Presentation by Dr. Peter Carmichael, Director Civil War Institute, Gettysburg, PA
UNT Health Science Center, MET Building, Room 124, 1000 Montgomery Street, Fort Worth, TX 76107
Dinner: 6PM Program Starts at: 7PM
(Menu: Chicken Parmesan, Penne Pasta, Garden Salad, Dessert: Cost – $13 per person, RSVP to jimrosenthal5757@aol.com or by calling or texting 817-307-9263)
So often we look at the battles and leaders of the Civil War and feel that this gives us a good picture of the conflict. But we are missing a critical element. How did Civil War soldiers endure the brutal and unpredictable existence of army life during the conflict? This question is at the heart of Peter S. Carmichael’s sweeping new study of men at war – The Civil War for the Common Soldier and will be the focus of his presentation. Through extensive research of the letters and records left behind by individual soldiers from both the North and the South, he has been able to explore the totality of the experience for the Civil War soldier –the marching, the fighting, the boredom, the idealism, the exhaustion, the punishments, and the frustrations of being away from families who often faced their own dire circumstances. His focus is not on what soldiers thought but rather how they thought. In doing so, he reveals how, to the shock of most men, well-established notions of duty or disobedience, morality or immorality, loyalty or disloyalty, and bravery or cowardice were blurred by war. He found that a pragmatic philosophy of soldiering emerged, guiding members of the rank and file as they struggled to live with the contradictory elements of their violent and volatile world. In the end, soldiering in the Civil War was never a state of being but a process of becoming.

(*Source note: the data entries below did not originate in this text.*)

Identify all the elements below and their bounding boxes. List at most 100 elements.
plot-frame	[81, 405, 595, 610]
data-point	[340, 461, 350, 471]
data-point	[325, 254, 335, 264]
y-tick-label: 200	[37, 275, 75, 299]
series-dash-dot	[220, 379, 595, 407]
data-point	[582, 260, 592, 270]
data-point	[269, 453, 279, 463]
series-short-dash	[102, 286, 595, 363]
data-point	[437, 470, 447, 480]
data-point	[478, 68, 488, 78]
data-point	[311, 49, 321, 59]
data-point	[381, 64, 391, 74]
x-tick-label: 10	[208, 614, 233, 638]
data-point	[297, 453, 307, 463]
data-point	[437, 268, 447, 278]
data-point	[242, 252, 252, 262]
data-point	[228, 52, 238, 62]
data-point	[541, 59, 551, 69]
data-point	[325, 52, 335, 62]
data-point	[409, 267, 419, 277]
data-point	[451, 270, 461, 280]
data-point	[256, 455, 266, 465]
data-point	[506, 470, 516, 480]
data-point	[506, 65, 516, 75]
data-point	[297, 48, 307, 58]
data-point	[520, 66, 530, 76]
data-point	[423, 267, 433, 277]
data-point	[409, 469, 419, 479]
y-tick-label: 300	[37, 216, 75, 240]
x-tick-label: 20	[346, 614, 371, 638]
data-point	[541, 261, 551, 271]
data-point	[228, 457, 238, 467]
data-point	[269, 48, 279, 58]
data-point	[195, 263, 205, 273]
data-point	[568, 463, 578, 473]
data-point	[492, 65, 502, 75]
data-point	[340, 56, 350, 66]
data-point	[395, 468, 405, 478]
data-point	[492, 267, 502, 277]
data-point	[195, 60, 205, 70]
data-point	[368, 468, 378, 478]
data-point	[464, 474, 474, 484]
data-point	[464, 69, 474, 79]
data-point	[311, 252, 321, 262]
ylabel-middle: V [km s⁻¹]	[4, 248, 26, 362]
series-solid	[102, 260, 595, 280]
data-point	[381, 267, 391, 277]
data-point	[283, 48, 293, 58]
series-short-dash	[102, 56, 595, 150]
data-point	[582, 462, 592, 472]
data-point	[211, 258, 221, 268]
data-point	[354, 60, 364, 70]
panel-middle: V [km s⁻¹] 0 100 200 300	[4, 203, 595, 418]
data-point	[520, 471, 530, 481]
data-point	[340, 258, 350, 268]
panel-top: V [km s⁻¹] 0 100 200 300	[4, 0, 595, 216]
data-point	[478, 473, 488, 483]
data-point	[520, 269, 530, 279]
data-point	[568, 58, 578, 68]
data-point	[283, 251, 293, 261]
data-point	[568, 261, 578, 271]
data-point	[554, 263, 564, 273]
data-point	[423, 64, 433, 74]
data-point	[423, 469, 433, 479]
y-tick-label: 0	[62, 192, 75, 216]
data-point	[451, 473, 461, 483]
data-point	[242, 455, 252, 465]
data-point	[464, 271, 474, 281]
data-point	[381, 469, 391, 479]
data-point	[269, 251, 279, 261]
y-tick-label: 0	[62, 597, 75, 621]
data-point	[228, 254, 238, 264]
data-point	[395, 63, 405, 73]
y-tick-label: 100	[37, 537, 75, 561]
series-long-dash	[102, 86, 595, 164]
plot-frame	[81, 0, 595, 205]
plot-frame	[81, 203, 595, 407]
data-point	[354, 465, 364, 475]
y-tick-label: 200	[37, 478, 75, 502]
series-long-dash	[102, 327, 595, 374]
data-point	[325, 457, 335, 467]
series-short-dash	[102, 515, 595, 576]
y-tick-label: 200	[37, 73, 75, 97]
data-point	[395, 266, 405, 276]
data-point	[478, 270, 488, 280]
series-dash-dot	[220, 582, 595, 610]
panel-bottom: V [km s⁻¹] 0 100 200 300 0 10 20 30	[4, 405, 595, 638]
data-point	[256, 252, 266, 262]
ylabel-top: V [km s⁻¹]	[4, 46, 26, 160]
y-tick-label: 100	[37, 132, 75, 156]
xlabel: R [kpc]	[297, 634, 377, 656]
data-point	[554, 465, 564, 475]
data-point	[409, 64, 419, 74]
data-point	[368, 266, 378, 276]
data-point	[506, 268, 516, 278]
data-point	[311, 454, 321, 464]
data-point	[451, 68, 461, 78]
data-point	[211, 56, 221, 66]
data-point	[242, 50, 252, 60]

Peter Carmichael is the Director of the Civil War Institute and a Professor of History at Gettysburg College. He received his PhD from Penn State University and is also the author of The Last Generation: Young Virginians in Peace, War, and Reunion (UNC, 2005) and Lee’s Young Artillerist: William R. J. Pegram (Virginia, 1995). In addition to his books, he has also published a number of articles for both scholarly and popular journals, and he speaks frequently to general and scholarly audiences. His latest book will be available for purchase and autographin at the meeting. This should be an excellent presentation on a seldom explored but very important topic. See you there!